Several hours later, after the politicians had presented their
arguments, pros and cons, and it came time for the experts and
civilians to speak, Johnny stuffed his hands into the pockets of his
slacks and stood up.

"The chair recognizes Mr. Smith, please proceed."

"Look, I don't have any official backing or area of expertise, but I
do have something important to say about this whole fixing the hole
in the ozone layer."

"This had better be good," Stilton mutters from his chair in the back
rows.

"For years we've talked about how to clean up our planet's
environment, well I
'I will tell you right here and now, it ain't going be some fancy,
expensive high tech measure like this missile to clean up the toxins
in the air. So ditch any ideas of using Mr. Stilton's 'smart
missile' and go low-tech. It's cheaper, it's better, and trust me,
the future will thank you for it."

Conclusion

Present Day

"After all that, you'd think we'd end up better off," Walt said,
shaking his head, running his hands through what was left of his
black hair. "The hole in the ozone layer is still there and we're
still here, so I guess it all balances out in the end."

"How the hell do you figure that?" Duncan demanded, not that he had
paid much attention to the arguments and counter arguments both for
and against the global warming theory. And it occurs to him that
maybe he should have asked his old protégé, Riche Ryan a few more
questions when the young Immortal had brought the subject up at the
dojo.

Again it was one more thing in a long and growing list of things he
should have, might have done, if he had not mistakenly taken the
young Immortal's head in the midst of a Dark Quickening or the tender
ministrations of the demon Ahirman. The memory of that night at the
deserted Paris race track still stings, but he ruthlessly shoves the
memories and thought aside and concentrates on what the others are
saying.

"Hell if I know, I ain't a rocket scientist. Speaking of which, would
a smart missile loaded with anti-toxins really have plugged up the
hole in the ozone layer or was it all just a hoax?" Johnny asks.

"There have been many other bigger hoaxes in history, if memory
serves." Duncan smiled enigmatically as the various hoaxes, both
scientific and some just genuine hoaxes played on the general public
by its government, played out in flashes through his mind.

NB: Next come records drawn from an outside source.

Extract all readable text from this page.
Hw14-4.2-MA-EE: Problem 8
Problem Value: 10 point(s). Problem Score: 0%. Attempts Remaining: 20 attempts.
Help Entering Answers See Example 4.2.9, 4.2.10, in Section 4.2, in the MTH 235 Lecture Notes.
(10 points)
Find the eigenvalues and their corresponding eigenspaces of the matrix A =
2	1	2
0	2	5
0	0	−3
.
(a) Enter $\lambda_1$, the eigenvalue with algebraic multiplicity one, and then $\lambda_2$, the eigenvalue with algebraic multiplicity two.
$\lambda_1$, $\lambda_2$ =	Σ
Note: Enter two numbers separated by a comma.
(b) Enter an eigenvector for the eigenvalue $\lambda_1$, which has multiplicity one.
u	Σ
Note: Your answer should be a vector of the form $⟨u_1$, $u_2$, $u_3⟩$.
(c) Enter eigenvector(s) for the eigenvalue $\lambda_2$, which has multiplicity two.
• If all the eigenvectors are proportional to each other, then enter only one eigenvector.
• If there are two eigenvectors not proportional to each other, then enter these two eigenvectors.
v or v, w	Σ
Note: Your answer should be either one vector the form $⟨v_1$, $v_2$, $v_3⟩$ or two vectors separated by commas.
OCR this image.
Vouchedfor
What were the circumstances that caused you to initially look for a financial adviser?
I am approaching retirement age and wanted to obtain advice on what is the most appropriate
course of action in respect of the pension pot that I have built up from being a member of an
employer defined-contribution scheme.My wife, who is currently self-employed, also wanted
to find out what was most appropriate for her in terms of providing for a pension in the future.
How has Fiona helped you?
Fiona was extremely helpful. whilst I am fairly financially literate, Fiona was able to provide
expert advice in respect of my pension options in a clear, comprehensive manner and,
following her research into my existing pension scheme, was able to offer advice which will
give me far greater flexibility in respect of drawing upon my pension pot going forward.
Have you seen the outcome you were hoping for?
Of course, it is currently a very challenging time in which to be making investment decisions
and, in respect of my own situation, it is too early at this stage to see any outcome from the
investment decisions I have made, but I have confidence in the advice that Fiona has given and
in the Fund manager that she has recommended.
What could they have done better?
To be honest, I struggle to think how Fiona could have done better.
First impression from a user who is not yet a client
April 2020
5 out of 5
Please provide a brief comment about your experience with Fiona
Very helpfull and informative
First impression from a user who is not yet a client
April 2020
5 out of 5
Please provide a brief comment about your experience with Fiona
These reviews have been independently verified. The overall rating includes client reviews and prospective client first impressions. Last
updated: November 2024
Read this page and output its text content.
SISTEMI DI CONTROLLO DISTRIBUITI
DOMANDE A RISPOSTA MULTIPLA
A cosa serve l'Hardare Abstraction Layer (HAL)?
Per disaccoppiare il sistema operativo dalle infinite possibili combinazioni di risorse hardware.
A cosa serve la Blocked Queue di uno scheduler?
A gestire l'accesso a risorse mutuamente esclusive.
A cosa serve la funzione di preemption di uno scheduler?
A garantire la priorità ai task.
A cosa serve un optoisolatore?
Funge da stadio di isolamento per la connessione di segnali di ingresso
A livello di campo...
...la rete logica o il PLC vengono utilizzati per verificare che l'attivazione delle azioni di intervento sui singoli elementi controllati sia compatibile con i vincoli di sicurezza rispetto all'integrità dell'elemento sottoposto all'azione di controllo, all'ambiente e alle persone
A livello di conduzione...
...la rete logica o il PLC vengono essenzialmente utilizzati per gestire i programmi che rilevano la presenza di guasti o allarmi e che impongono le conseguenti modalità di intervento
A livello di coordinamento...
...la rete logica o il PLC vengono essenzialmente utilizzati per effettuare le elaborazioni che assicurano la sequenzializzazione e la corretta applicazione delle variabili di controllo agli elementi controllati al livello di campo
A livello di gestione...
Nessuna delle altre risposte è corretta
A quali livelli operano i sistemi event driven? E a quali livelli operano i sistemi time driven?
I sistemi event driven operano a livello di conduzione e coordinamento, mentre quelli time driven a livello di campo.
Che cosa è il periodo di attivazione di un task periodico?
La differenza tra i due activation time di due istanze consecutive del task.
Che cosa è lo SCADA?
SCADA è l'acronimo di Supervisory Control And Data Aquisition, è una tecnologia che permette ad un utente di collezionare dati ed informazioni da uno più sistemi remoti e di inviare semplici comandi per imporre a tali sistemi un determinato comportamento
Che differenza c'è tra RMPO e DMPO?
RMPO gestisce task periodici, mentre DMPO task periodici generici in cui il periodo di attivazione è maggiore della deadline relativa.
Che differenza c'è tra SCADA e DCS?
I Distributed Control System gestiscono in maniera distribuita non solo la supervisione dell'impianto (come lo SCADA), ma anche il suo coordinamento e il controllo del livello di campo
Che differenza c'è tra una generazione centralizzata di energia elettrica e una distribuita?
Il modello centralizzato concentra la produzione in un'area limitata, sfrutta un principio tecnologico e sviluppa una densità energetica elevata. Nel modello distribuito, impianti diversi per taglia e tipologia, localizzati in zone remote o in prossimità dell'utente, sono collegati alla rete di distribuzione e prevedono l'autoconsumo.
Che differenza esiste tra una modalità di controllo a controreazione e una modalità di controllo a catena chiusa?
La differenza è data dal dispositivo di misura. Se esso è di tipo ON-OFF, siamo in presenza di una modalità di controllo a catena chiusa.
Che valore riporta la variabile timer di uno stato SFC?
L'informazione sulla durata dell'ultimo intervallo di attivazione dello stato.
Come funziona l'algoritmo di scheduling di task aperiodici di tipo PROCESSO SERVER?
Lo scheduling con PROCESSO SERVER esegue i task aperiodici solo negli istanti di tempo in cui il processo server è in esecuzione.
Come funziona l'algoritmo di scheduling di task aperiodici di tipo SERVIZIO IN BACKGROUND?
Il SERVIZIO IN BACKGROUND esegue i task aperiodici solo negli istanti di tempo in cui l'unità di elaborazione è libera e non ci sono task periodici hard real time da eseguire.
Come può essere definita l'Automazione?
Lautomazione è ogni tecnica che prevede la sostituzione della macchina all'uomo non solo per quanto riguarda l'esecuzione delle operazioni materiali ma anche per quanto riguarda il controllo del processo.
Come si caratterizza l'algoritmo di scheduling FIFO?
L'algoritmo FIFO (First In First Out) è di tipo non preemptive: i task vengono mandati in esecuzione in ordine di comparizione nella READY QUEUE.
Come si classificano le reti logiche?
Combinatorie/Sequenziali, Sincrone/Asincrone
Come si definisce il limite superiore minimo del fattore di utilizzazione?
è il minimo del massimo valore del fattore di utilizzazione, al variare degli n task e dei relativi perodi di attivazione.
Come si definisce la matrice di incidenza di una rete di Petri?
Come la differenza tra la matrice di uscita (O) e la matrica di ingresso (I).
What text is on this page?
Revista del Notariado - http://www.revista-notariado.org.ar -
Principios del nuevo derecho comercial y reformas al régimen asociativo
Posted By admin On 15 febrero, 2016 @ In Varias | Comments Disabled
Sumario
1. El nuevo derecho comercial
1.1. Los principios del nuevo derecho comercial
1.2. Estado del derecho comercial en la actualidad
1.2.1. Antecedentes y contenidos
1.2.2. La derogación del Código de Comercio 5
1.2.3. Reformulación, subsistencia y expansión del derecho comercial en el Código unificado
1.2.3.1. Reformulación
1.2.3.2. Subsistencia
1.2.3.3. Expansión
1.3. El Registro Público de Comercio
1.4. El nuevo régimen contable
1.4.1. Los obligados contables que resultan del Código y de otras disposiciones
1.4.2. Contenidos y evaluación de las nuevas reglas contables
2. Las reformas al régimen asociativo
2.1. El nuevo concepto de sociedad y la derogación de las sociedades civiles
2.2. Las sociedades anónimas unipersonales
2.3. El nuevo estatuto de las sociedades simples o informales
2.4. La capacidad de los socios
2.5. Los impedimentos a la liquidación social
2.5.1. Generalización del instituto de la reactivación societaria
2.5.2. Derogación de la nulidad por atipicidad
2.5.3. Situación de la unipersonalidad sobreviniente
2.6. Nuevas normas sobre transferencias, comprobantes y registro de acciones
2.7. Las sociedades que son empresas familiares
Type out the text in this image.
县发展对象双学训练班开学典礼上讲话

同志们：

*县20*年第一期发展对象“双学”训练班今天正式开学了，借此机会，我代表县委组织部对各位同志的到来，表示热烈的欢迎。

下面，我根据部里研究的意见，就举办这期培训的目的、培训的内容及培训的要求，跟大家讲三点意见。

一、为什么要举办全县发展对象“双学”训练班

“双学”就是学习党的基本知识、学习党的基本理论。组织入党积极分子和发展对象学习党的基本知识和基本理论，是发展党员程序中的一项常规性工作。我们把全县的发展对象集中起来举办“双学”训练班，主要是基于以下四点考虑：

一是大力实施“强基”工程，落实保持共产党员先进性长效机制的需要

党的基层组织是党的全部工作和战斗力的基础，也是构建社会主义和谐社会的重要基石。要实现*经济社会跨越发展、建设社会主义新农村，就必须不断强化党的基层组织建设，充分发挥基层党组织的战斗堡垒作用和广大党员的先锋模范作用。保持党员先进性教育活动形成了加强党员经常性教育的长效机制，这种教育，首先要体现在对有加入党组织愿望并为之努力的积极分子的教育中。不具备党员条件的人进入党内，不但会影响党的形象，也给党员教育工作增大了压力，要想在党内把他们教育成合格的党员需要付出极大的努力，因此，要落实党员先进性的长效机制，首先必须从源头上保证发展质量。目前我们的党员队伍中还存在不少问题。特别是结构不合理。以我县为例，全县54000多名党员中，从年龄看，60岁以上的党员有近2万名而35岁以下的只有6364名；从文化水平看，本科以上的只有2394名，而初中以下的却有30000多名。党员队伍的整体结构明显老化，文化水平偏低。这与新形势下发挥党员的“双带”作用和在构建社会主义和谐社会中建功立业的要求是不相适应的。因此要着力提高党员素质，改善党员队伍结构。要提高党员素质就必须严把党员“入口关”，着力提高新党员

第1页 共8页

"I don't know and I really don't care," Johnny said, folding his arms
across his chest. I am just glad it's over, that is more weirdness
than even I'm accustomed to." Johnny grinned and then pumps Walt's
hand, "Thanks for sticking by me, old buddy, through the weirdness,
through the good times and the bad. I mean, you're the best friends
a guy ever had, and I don't tell you that often enough, so thanks, I
guess."

"I think it's over then." Duncan asked. "Weird, but then that's all
relative."

"You leaving then?" Walt asked.

"Moving on, really," Duncan replied.